Question

When 0.963 g of glucose, C₆H₆, is burned in a bomb calorimeter, the temperature of the calorimeter increases by 8.39°C. The bomb has a heat capacity of 784 J/°C and is submerged in 925 mL of water. How much heat was produced by the combustion of the glucose sample?

Short answer

Heat produced by combustion of glucose sample = -39.0 kJ.

Step-by-step solution

Formula

The heat which is produced by the combustion reaction is primarily absorbed by the water and the bomb calorimeter. This is shown by

\({{\bf{q}}_{{\bf{rxn}}}}{\bf{ = - (}}{{\bf{q}}_{{\bf{water}}}}{\bf{ + }}{{\bf{q}}_{{\bf{bomb}}}}{\bf{)}}\)

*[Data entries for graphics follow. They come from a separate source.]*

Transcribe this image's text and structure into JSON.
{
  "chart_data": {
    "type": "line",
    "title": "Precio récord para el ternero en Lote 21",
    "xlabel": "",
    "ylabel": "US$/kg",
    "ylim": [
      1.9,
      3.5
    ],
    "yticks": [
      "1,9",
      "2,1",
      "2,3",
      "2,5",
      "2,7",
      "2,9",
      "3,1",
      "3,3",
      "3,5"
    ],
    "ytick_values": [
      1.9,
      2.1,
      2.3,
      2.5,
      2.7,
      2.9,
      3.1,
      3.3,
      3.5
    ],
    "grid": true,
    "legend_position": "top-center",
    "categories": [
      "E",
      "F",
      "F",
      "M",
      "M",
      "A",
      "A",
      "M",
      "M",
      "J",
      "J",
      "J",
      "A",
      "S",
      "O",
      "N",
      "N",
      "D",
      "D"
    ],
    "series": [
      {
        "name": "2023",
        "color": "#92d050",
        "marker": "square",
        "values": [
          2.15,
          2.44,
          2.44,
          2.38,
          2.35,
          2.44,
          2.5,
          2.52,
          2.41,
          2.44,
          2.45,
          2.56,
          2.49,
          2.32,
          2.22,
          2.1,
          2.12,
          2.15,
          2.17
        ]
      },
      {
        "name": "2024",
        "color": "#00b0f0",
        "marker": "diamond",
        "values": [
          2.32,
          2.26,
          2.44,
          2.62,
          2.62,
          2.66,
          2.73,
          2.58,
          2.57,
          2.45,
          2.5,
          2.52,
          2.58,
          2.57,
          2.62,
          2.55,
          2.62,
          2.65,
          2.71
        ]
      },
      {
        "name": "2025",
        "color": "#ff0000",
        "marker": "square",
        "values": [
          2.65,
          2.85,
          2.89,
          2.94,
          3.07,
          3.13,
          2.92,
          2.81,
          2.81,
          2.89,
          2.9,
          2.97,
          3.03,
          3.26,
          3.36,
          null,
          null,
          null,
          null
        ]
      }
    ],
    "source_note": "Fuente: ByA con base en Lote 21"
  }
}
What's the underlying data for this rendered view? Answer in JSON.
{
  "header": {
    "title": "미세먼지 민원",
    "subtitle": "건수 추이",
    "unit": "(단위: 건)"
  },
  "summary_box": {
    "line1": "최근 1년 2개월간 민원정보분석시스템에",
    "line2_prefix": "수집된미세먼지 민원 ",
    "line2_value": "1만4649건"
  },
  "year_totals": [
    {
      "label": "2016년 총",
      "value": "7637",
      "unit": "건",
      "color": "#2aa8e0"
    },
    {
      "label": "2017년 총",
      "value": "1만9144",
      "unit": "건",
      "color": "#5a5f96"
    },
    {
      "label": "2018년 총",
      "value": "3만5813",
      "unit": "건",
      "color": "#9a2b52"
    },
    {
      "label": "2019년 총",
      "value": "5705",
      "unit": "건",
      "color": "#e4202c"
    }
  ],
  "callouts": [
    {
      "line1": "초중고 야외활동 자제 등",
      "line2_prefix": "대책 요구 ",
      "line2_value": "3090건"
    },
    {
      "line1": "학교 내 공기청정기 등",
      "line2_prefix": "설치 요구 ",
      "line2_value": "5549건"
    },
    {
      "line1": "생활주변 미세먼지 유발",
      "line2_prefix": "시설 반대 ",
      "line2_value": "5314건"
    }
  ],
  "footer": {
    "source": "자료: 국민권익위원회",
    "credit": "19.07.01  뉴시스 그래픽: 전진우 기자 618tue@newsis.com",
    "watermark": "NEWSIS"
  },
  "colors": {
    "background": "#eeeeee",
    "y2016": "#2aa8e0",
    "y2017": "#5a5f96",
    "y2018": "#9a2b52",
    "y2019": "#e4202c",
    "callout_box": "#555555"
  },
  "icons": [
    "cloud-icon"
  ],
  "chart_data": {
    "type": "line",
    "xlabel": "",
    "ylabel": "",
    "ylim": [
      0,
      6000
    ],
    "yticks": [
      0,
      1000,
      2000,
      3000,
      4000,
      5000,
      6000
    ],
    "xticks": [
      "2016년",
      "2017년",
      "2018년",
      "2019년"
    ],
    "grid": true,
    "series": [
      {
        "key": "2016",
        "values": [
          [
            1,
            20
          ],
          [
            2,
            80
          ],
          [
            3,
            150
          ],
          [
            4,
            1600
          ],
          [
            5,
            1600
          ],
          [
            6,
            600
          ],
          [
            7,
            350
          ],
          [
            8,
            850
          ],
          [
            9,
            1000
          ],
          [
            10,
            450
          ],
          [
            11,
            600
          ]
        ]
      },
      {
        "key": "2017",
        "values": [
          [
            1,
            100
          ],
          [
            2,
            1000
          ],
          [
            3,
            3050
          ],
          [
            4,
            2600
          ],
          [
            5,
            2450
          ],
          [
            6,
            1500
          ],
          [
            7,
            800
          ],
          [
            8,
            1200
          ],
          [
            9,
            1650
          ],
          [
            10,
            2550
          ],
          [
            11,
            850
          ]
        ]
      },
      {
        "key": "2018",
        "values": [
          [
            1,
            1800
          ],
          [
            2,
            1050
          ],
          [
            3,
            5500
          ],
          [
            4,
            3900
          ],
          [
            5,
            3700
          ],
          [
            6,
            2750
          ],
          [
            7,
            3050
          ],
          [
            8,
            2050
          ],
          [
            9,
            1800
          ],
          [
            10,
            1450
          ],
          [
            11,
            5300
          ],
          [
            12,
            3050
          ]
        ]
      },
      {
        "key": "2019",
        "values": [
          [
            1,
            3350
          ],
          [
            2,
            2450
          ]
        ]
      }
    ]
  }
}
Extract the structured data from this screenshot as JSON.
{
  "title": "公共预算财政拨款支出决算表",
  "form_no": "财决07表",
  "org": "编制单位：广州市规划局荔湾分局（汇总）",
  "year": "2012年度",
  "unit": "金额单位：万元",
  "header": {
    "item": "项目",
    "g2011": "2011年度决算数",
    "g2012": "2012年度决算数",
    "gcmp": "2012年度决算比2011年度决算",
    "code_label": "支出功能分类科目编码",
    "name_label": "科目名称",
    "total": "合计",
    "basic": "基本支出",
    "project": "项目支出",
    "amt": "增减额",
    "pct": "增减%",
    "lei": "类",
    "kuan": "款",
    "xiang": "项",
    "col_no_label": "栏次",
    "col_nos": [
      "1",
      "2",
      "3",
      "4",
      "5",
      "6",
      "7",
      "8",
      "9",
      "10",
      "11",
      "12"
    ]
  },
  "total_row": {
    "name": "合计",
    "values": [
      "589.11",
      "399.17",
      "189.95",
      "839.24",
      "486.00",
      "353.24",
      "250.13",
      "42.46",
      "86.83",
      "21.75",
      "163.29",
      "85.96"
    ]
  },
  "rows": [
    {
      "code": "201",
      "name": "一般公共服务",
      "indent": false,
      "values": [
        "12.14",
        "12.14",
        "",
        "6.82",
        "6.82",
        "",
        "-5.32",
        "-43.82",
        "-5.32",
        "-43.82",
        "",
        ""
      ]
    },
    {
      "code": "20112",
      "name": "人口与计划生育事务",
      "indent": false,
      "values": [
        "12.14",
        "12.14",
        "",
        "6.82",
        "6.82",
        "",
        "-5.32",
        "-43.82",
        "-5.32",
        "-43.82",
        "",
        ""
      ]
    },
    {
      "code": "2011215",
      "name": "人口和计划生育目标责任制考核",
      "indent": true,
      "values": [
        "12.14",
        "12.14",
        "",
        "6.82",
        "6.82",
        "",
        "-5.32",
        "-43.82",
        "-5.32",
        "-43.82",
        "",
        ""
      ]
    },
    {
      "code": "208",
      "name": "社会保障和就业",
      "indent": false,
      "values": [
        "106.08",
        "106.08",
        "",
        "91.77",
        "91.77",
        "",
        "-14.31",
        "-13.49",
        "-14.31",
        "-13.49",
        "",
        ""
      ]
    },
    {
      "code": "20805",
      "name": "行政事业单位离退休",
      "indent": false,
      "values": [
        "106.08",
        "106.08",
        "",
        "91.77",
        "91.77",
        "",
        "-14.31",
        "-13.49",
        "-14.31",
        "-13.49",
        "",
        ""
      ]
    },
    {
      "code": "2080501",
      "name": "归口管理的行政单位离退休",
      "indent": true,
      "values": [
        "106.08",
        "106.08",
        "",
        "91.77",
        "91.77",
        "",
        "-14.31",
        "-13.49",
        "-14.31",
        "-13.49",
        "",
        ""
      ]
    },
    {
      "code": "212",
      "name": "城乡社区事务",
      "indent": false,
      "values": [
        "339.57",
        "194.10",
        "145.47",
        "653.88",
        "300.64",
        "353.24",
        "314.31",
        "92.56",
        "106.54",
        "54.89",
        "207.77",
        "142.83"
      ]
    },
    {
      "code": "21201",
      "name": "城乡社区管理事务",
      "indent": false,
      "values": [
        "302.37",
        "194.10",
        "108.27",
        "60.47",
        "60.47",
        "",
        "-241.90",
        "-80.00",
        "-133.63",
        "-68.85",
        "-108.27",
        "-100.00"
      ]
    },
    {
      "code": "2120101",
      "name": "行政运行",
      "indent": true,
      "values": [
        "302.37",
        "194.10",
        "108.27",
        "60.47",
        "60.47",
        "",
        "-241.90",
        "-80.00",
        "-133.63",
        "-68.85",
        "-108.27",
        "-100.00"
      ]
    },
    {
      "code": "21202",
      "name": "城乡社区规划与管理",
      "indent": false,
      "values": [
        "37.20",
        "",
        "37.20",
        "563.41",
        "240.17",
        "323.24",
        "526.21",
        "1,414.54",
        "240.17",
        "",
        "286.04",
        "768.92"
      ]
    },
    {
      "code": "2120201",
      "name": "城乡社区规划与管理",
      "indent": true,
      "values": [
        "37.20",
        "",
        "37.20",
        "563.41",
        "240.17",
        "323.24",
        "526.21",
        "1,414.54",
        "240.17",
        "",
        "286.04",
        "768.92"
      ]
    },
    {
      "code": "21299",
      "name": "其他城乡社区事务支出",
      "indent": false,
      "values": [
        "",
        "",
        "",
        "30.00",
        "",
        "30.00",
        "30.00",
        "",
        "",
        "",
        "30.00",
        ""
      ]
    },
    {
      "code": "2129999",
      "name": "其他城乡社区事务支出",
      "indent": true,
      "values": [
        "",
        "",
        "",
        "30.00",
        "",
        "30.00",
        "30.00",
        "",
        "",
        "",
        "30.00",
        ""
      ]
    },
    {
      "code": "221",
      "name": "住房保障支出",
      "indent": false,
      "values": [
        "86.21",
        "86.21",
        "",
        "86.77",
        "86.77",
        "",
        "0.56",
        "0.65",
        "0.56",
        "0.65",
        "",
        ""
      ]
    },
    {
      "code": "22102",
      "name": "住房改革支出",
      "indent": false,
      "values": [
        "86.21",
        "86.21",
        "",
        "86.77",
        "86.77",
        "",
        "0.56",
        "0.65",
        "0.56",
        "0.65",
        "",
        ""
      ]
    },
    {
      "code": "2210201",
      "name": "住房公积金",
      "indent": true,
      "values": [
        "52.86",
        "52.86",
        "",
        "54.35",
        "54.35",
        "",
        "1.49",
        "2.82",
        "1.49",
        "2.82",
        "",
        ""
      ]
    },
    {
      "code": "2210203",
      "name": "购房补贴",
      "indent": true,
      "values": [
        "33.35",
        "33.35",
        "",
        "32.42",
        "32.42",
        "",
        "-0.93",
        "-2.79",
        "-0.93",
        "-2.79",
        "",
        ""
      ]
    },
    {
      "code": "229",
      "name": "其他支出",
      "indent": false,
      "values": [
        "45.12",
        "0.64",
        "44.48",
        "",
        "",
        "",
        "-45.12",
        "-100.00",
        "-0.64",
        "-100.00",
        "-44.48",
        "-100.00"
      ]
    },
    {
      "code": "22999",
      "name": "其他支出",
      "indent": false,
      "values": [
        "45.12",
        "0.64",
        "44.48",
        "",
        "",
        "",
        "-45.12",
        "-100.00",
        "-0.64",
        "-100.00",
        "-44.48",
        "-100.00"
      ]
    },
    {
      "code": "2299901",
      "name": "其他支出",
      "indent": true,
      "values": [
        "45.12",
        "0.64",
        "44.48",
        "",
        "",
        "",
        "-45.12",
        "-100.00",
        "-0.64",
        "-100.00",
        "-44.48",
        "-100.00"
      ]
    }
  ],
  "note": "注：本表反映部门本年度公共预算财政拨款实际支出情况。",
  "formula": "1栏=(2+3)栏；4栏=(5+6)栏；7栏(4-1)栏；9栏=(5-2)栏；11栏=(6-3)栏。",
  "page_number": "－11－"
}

Density of water is 1.0 g/mL; so 925 ml water = 925 g water.

Calculation of heat

The known values are substituted in the above equation. We have

\(\begin{array}{c}{{\rm{q}}_{{\rm{rxn}}}}{\rm{ = - (}}{{\rm{q}}_{{\rm{water}}}}{\rm{ + }}{{\rm{q}}_{{\rm{bomb}}}}{\rm{)}}\\{\rm{ = - }}\left[ {\left( {{\rm{4}}{\rm{.184 J/g ^\circ C}}} \right){\rm{ \times }}\left( {{\rm{925 g}}} \right){\rm{ \times }}\left( {{\rm{8}}{\rm{.39 ^\circ C}}} \right){\rm{ + 784 J/^\circ C \times }}\left( {{\rm{8}}{\rm{.39 ^\circ C}}} \right)} \right]\\{\rm{ = - }}\left( {{\rm{32471 + 6577}}} \right)\\{\rm{ = - 39048 J\; = \; - 39}}{\rm{.0 kJ}}\end{array}\)

So, -39.0 kJ heat is produced by the combustion of 0.963 g of glucose.